Friday, 9 November 2018 1:00 pm – 2:00 pm : KG – Venue to be confirmed
The increasing inability of commercial news organisations to fund resource-intensive investigations, or cover specialist subjects such as health and education, threatens important elements of public life in developing countries. The decline of public broadcasting and the current insolvency of the SABC in South Africa has further reduced the quantity and the quality of news journalism in South Africa. Philanthropically-supported and ‘crowd-funded’ journalism is one response to these challenges, but these approaches generate their own contradictions and constraints. Drawing on interviews with a wide range of editors and publishers, this paper explores the business models and audience engagement strategies of South Africa’s three most prominent philanthropically-funded news organisations: AmaBhungane, Health-e and The Conversation, Africa.

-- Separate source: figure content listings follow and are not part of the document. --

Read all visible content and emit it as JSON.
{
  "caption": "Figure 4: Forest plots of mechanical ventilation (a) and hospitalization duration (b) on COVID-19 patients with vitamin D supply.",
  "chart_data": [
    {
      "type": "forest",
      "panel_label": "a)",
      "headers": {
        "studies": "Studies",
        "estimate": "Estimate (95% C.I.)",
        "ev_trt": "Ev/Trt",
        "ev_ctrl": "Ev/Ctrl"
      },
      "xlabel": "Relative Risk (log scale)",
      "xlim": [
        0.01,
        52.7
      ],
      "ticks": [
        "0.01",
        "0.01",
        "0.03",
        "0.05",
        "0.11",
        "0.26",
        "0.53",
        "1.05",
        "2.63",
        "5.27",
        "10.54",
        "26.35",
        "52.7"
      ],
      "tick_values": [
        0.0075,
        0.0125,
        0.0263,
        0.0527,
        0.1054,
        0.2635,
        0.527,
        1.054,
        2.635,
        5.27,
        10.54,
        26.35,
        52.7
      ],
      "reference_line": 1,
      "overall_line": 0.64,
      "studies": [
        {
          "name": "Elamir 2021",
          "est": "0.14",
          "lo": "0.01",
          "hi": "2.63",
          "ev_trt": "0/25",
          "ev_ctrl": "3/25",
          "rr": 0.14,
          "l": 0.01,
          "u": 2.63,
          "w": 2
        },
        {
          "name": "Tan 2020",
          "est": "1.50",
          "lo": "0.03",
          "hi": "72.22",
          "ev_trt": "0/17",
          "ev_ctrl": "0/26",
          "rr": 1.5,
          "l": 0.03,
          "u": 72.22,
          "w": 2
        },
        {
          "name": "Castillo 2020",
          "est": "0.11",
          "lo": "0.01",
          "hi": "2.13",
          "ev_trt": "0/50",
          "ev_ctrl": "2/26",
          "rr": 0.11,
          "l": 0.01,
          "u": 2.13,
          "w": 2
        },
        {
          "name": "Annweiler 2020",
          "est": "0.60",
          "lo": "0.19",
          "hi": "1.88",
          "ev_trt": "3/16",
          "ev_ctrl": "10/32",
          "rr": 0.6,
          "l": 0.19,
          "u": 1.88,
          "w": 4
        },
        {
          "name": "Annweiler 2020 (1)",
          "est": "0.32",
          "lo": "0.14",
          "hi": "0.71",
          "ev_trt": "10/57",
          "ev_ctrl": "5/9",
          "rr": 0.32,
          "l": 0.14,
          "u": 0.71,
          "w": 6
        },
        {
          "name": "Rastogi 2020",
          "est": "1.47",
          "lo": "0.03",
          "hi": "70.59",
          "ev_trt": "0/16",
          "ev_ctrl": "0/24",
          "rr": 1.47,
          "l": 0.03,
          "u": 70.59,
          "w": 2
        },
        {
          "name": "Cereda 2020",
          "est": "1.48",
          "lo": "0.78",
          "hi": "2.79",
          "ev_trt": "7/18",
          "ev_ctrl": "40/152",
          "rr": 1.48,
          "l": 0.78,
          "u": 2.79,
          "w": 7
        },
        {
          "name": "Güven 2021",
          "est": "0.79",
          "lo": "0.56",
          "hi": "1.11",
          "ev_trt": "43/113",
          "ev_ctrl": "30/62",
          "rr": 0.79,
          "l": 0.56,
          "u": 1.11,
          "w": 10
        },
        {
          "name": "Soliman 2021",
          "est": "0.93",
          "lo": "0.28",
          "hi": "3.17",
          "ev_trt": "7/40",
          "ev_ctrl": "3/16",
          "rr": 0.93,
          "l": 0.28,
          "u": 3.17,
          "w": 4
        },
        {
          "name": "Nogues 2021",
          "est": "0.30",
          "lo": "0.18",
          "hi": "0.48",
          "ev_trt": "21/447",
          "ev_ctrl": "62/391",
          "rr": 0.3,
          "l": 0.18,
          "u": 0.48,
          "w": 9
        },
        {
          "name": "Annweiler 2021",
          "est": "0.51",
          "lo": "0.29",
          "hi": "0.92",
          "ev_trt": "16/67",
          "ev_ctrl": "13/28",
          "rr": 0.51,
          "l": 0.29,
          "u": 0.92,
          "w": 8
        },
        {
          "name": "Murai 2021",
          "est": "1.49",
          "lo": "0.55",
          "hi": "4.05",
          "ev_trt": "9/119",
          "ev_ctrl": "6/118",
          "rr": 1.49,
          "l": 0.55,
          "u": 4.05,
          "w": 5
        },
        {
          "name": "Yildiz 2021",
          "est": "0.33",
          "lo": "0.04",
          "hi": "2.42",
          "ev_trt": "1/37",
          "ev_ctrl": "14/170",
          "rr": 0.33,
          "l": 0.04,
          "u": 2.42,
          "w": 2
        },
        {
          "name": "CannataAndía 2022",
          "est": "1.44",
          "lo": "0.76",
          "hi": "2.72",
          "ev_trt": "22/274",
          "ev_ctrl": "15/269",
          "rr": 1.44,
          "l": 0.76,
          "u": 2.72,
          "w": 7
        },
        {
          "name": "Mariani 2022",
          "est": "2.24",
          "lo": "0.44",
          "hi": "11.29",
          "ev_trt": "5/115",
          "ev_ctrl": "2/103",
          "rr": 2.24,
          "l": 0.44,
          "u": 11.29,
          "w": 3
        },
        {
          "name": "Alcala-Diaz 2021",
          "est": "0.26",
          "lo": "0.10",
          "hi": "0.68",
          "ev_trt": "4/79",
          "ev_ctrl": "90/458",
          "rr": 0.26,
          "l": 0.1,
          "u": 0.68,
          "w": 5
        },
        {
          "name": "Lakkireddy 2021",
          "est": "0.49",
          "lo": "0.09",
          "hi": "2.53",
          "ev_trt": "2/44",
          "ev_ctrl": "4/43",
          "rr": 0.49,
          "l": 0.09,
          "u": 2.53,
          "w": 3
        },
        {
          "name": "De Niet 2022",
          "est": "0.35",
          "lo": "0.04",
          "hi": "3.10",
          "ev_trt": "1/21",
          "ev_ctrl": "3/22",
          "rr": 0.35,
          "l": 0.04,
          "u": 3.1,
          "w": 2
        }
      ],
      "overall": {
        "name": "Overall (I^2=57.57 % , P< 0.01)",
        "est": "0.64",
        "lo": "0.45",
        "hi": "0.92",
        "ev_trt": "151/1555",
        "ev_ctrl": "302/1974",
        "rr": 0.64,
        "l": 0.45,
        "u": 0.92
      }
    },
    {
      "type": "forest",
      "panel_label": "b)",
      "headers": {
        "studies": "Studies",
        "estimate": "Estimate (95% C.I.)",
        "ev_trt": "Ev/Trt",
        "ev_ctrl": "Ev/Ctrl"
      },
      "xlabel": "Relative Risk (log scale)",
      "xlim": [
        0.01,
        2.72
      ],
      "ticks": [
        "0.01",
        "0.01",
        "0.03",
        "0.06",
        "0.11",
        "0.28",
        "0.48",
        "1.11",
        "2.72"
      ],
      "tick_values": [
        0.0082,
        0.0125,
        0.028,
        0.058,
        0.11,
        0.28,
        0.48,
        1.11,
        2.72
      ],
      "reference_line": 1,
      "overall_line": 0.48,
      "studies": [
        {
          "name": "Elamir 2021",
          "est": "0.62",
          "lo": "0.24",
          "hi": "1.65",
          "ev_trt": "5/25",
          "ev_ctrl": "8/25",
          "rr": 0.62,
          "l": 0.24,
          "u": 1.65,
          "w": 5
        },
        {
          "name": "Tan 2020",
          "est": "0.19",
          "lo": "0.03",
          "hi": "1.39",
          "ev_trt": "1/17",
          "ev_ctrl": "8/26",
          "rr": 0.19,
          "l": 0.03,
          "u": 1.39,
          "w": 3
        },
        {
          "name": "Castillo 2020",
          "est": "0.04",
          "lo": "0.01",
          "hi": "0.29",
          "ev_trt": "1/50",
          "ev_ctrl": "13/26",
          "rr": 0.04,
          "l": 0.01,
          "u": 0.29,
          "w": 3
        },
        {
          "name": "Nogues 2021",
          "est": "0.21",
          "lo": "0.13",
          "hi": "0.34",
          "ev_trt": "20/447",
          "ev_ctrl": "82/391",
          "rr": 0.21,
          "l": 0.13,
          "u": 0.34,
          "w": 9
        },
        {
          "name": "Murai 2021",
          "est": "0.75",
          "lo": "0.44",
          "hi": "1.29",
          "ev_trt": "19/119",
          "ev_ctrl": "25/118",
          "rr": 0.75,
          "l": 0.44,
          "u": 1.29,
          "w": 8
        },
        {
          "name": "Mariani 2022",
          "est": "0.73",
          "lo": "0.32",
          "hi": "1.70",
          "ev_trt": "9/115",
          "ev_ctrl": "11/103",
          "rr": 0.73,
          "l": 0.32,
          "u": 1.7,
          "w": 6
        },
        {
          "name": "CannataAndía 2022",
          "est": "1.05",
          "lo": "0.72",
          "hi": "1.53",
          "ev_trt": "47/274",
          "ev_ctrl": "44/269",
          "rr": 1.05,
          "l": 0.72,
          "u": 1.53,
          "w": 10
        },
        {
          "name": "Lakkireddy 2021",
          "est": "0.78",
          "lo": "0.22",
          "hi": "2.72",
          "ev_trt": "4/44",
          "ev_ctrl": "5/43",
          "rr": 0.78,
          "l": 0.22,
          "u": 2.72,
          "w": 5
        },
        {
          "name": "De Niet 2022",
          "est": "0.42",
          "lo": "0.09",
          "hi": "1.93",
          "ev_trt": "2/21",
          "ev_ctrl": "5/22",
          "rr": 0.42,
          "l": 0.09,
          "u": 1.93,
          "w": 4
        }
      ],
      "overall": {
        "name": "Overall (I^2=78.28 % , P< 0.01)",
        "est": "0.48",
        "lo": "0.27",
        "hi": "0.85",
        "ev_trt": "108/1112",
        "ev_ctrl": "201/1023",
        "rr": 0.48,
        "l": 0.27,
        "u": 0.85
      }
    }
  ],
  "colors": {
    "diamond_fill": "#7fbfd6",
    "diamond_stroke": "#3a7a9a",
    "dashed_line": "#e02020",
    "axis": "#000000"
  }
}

Harry Dugmore is the Director of the Centre for Health Journalism at Rhodes University’s School of Journalism and Media Studies in Grahamstown, South Africa, where he also coordinates the Masters in digital journalism studies. Harry is a visiting researcher at QUT’s DMRC in 2018, finalising a monograph on the state of media economics in South Africa. Harry’s was lead author of The Academy of Science of South Africa (ASSAf) recent consensus study Diversity in Human Sexuality: Implications for Policy in Africa.